When I didn’t show up for my senior year of high school, people began to speculate. The rumors that went around were that either I went nuts and had to be institutionalized, or that I got really messed up on drugs, neither of which was true. In fact, both are pretty laughable. I has a reputation as a very straight edge kid (read: goody two shoes) in high school, that I have never even smoke a single cigarette!

So what happened? Where was I when I should have been in high school?

Well, I skipped my senior year of high school. Because I had completed most of the required coursework, I just went right from 11th grade to college, and the decision to do so was rather last minute, so no one but my closest friends knew where I was. I kept in touch with them via occasional letters, but others bought into the rumors and helped to spread them.

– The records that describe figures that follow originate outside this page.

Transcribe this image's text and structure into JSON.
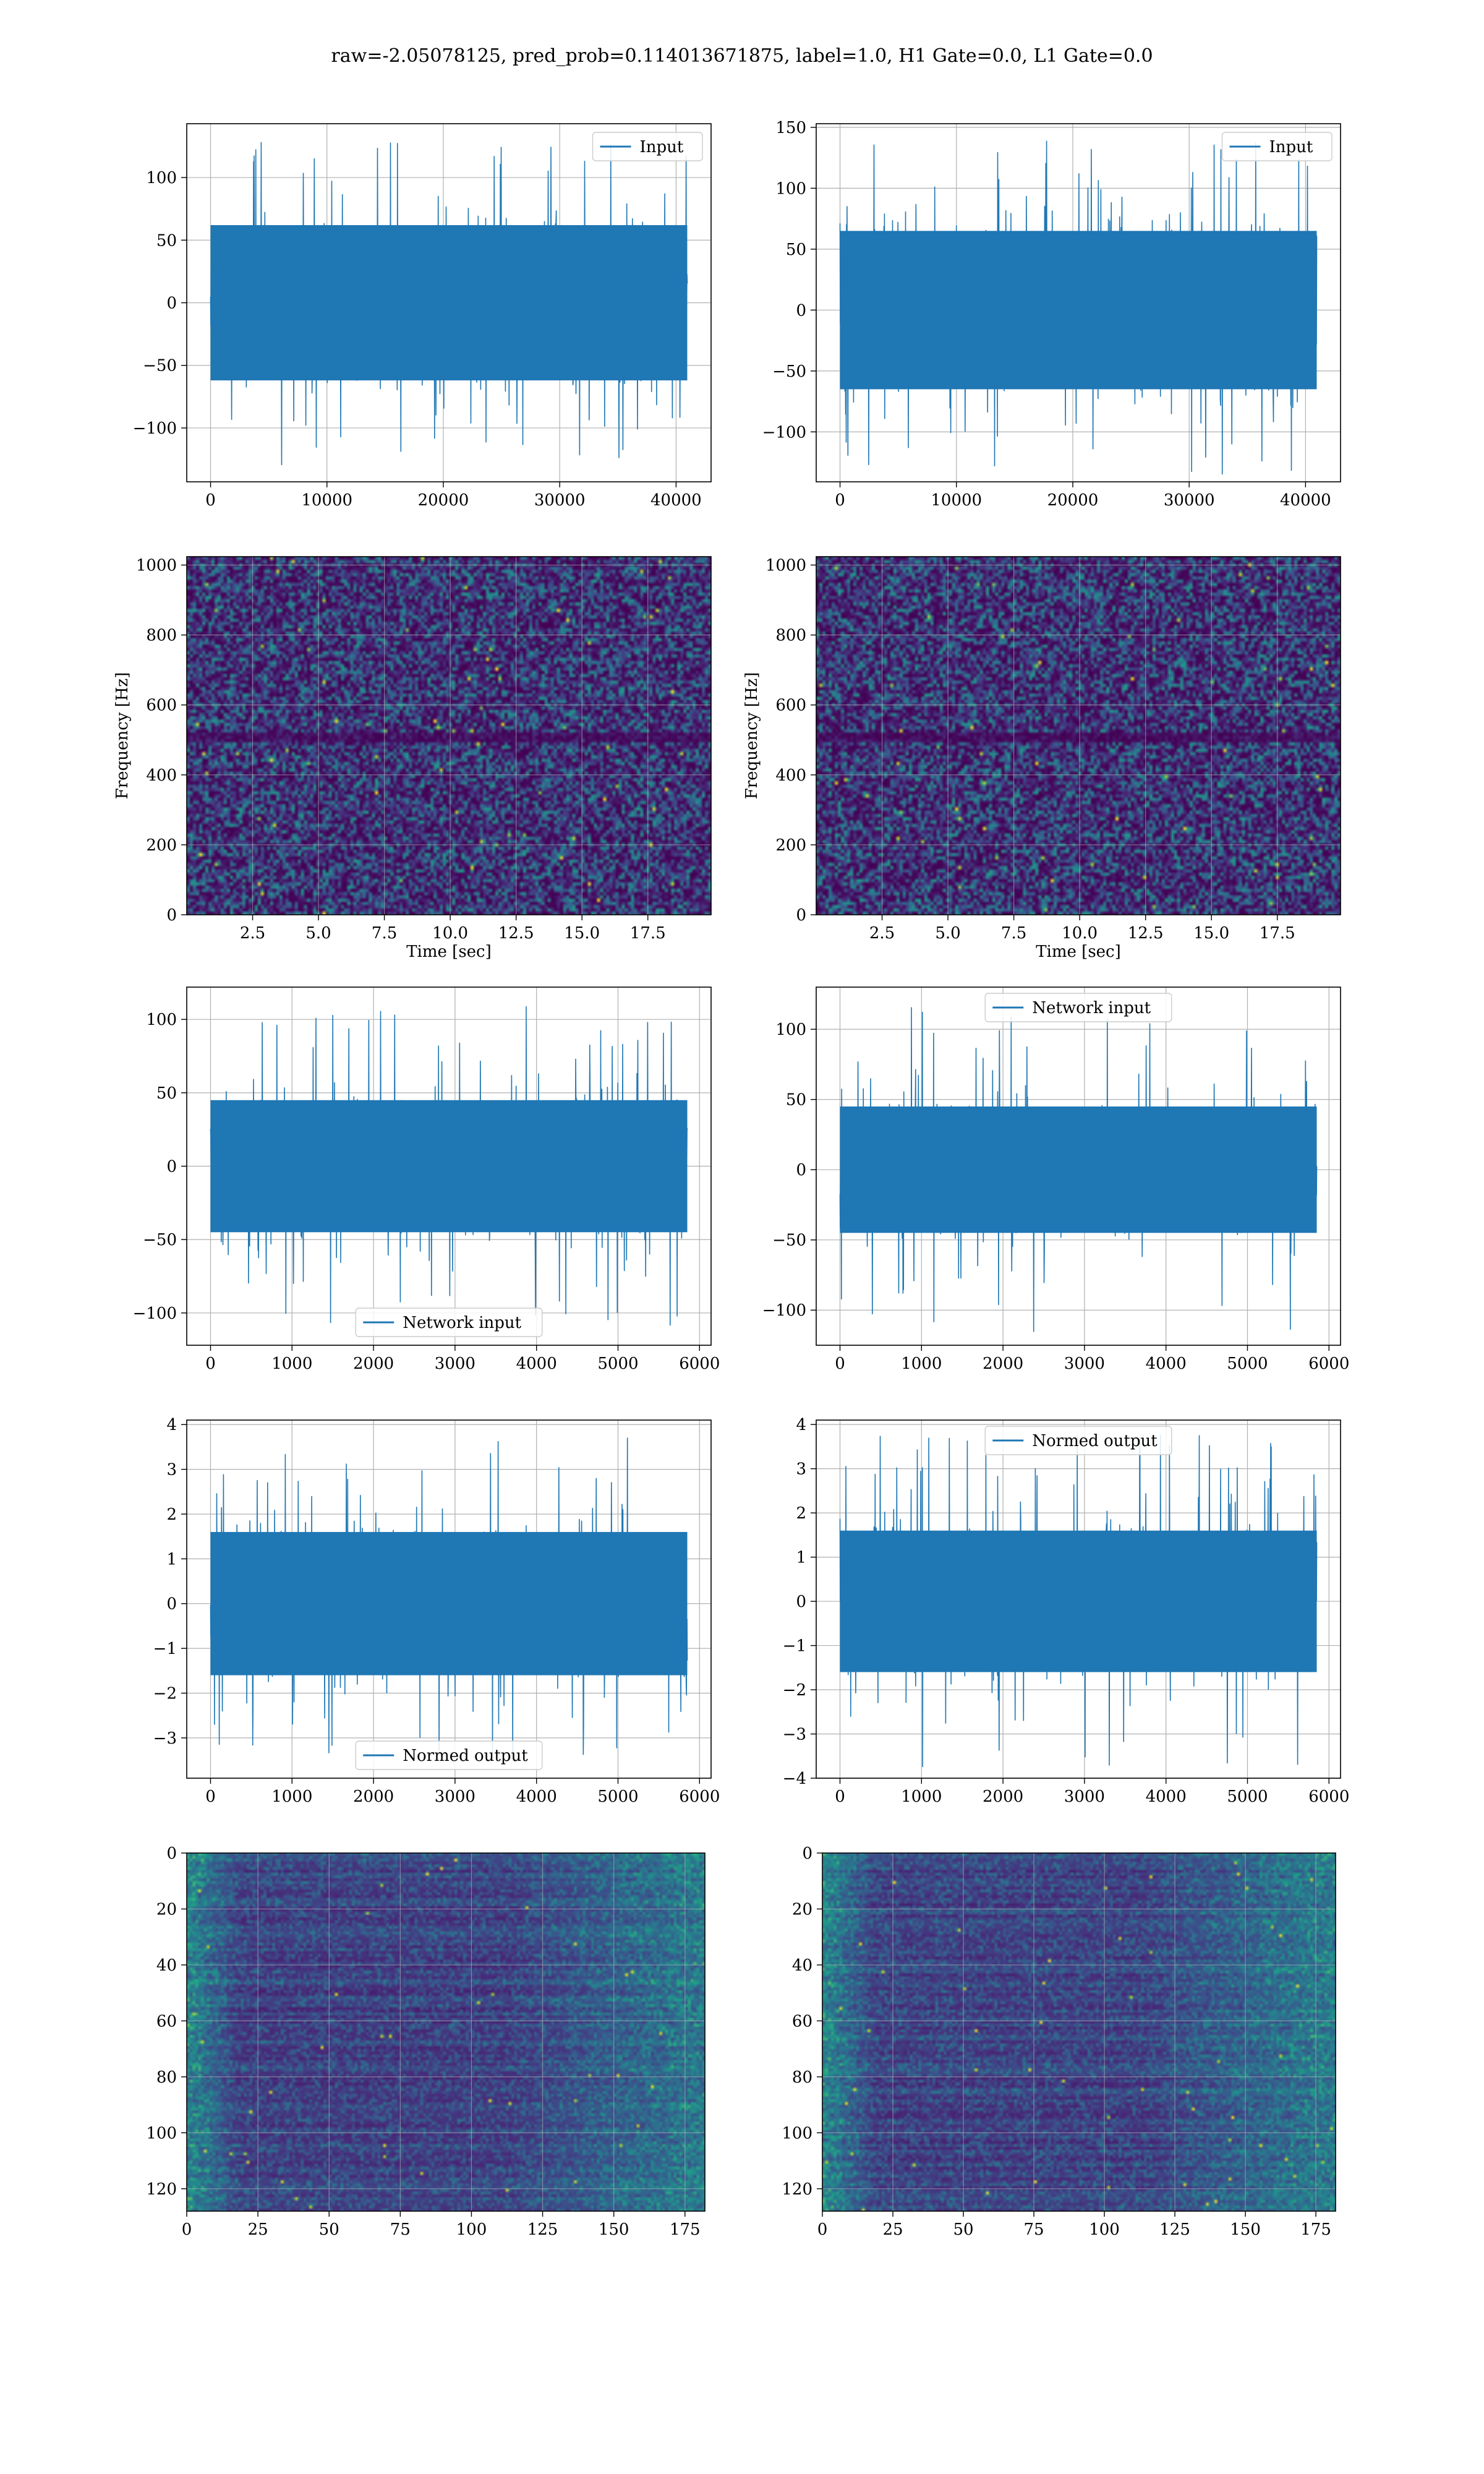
{
  "suptitle": "raw=-2.05078125, pred_prob=0.114013671875, label=1.0, H1 Gate=0.0, L1 Gate=0.0",
  "colors": {
    "line": "#1f77b4",
    "grid": "#b0b0b0",
    "axes": "#000000"
  },
  "chart_data": [
    {
      "type": "line",
      "id": "input-h1",
      "series": [
        {
          "name": "Input",
          "values_summary": "dense noise, typical envelope ±70, peaks to ±135"
        }
      ],
      "x_range": [
        0,
        40960
      ],
      "xlim": [
        -2048,
        43008
      ],
      "ylim": [
        -143,
        143
      ],
      "xticks": [
        "0",
        "10000",
        "20000",
        "30000",
        "40000"
      ],
      "yticks": [
        "100",
        "50",
        "0",
        "−50",
        "−100"
      ],
      "amplitude": {
        "core": 62,
        "peak": 135
      },
      "grid": true,
      "legend": "upper-right"
    },
    {
      "type": "line",
      "id": "input-l1",
      "series": [
        {
          "name": "Input",
          "values_summary": "dense noise, typical envelope ±70, peaks to ±140"
        }
      ],
      "x_range": [
        0,
        40960
      ],
      "xlim": [
        -2048,
        43008
      ],
      "ylim": [
        -141,
        153
      ],
      "xticks": [
        "0",
        "10000",
        "20000",
        "30000",
        "40000"
      ],
      "yticks": [
        "150",
        "100",
        "50",
        "0",
        "−50",
        "−100"
      ],
      "amplitude": {
        "core": 65,
        "peak": 140
      },
      "grid": true,
      "legend": "upper-right"
    },
    {
      "type": "heatmap",
      "id": "spectrogram-h1",
      "xlabel": "Time [sec]",
      "ylabel": "Frequency [Hz]",
      "xlim": [
        0,
        19.9
      ],
      "ylim": [
        0,
        1024
      ],
      "xticks": [
        "2.5",
        "5.0",
        "7.5",
        "10.0",
        "12.5",
        "15.0",
        "17.5"
      ],
      "yticks": [
        "1000",
        "800",
        "600",
        "400",
        "200",
        "0"
      ],
      "colormap": "viridis",
      "grid": true
    },
    {
      "type": "heatmap",
      "id": "spectrogram-l1",
      "xlabel": "Time [sec]",
      "ylabel": "Frequency [Hz]",
      "xlim": [
        0,
        19.9
      ],
      "ylim": [
        0,
        1024
      ],
      "xticks": [
        "2.5",
        "5.0",
        "7.5",
        "10.0",
        "12.5",
        "15.0",
        "17.5"
      ],
      "yticks": [
        "1000",
        "800",
        "600",
        "400",
        "200",
        "0"
      ],
      "colormap": "viridis",
      "grid": true
    },
    {
      "type": "line",
      "id": "network-input-h1",
      "series": [
        {
          "name": "Network input",
          "values_summary": "dense noise, envelope ±50, peaks to ±110"
        }
      ],
      "x_range": [
        0,
        5850
      ],
      "xlim": [
        -292,
        6142
      ],
      "ylim": [
        -122,
        122
      ],
      "xticks": [
        "0",
        "1000",
        "2000",
        "3000",
        "4000",
        "5000",
        "6000"
      ],
      "yticks": [
        "100",
        "50",
        "0",
        "−50",
        "−100"
      ],
      "amplitude": {
        "core": 45,
        "peak": 110
      },
      "grid": true,
      "legend": "lower-center"
    },
    {
      "type": "line",
      "id": "network-input-l1",
      "series": [
        {
          "name": "Network input",
          "values_summary": "dense noise, envelope ±50, peaks to ±118"
        }
      ],
      "x_range": [
        0,
        5850
      ],
      "xlim": [
        -292,
        6142
      ],
      "ylim": [
        -125,
        130
      ],
      "xticks": [
        "0",
        "1000",
        "2000",
        "3000",
        "4000",
        "5000",
        "6000"
      ],
      "yticks": [
        "100",
        "50",
        "0",
        "−50",
        "−100"
      ],
      "amplitude": {
        "core": 45,
        "peak": 118
      },
      "grid": true,
      "legend": "upper-center"
    },
    {
      "type": "line",
      "id": "normed-output-h1",
      "series": [
        {
          "name": "Normed output",
          "values_summary": "dense noise, envelope ±1.8, peaks to ±3.7"
        }
      ],
      "x_range": [
        0,
        5850
      ],
      "xlim": [
        -292,
        6142
      ],
      "ylim": [
        -3.9,
        4.1
      ],
      "xticks": [
        "0",
        "1000",
        "2000",
        "3000",
        "4000",
        "5000",
        "6000"
      ],
      "yticks": [
        "4",
        "3",
        "2",
        "1",
        "0",
        "−1",
        "−2",
        "−3"
      ],
      "amplitude": {
        "core": 1.6,
        "peak": 3.7
      },
      "grid": true,
      "legend": "lower-center"
    },
    {
      "type": "line",
      "id": "normed-output-l1",
      "series": [
        {
          "name": "Normed output",
          "values_summary": "dense noise, envelope ±1.8, peaks to ±3.8"
        }
      ],
      "x_range": [
        0,
        5850
      ],
      "xlim": [
        -292,
        6142
      ],
      "ylim": [
        -4.0,
        4.1
      ],
      "xticks": [
        "0",
        "1000",
        "2000",
        "3000",
        "4000",
        "5000",
        "6000"
      ],
      "yticks": [
        "4",
        "3",
        "2",
        "1",
        "0",
        "−1",
        "−2",
        "−3",
        "−4"
      ],
      "amplitude": {
        "core": 1.6,
        "peak": 3.8
      },
      "grid": true,
      "legend": "upper-center"
    },
    {
      "type": "heatmap",
      "id": "features-h1",
      "xlim": [
        0,
        182
      ],
      "ylim": [
        128,
        0
      ],
      "xticks": [
        "0",
        "25",
        "50",
        "75",
        "100",
        "125",
        "150",
        "175"
      ],
      "yticks": [
        "0",
        "20",
        "40",
        "60",
        "80",
        "100",
        "120"
      ],
      "colormap": "viridis",
      "grid": true
    },
    {
      "type": "heatmap",
      "id": "features-l1",
      "xlim": [
        0,
        182
      ],
      "ylim": [
        128,
        0
      ],
      "xticks": [
        "0",
        "25",
        "50",
        "75",
        "100",
        "125",
        "150",
        "175"
      ],
      "yticks": [
        "0",
        "20",
        "40",
        "60",
        "80",
        "100",
        "120"
      ],
      "colormap": "viridis",
      "grid": true
    }
  ]
}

We’ve all done that. We hear rumors about individuals and businesses, and often pass them on to others with the assumption they are true. Sadly, this happens all too often, and I bet a lot of untruths, some of them damaging, are circulating the web.

If this had happened to me today, it would be very easy for me to battle. I would have been connected to my high school classmates on Facebook, and they would have known what was going on in my life. And if the rumors started, I could easily counter them by telling people what I was up to.

By being online and using various social networks, I have the ability to tell my story. In fact, I have the ability to tell it, and retell it, every day. It doesn’t mean the bad stories will go away completely. They will always linger. There are still people who swear up and down that Mikey died after ingesting Coke and Pop Rocks. This is why people continue to forward those crazy emails and perpetuate those crazy stories on Facebook, even though Snopes has disproved them years ago. People like scandal and bad stories.

If you monitor your brand online, you’ll often find these bad things. Often they come in the form of opinion or bad reviews on sites like Yelp or Google+. People post their opinions, and others buy into them, without the benefit of personal experience.

I got caught up in this the other day on Facebook. I was asking people where we could go to get a nice milkshake, and I got lots of responses. One response was for a restaurant I had heard not so great things about. I knew that they had had one of those infamous Facebook blowups where they got into an online rant and battle with some of their patrons who had posted not so nice things about their customer service. And while this was over a year ago, I still remembered this, and it turned me off about the business. Others weighed in telling me they enjoyed the place, and eventually someone else weighed in: the manager of the restaurant. I didn’t realize it, but I am connected on Facebook with the current manager, and he popped in to tell me that whatever happened must have been before his time, and he assured me things were different. In so doing, he told me a part of his business’s story, and now I’m eager to try it out.

It worked. I’ll give them a chance, after having written them off based on things I had seen and heard in the past.

This is why it’s important for a business to tell its story online. And to keep telling it. Not only does it tell people who you are, but it also corrects misinformation and tells them who you aren’t. In fact, every blog post, every status update, every photo, and so on, is a part of telling your story.

We need to tell our stories continuously so that there is no confusion about the facts. Just make sure that the story you tell, matches reality. If the two don’t match, people will call you out on it.

By telling your story day in and day out, and telling it well, you will make it more difficult for false stories and misconceptions to take root and grow. Oh, that will still happen. People will still say bad things and believe bad things, but  you can just keep telling your story and pointing them to the truth.

And an important part of telling your story is to listen to the story others are telling about you, so that you can tap into that, and make corrections where needed.

How are you telling your brand story, and what’s the story others are telling about you?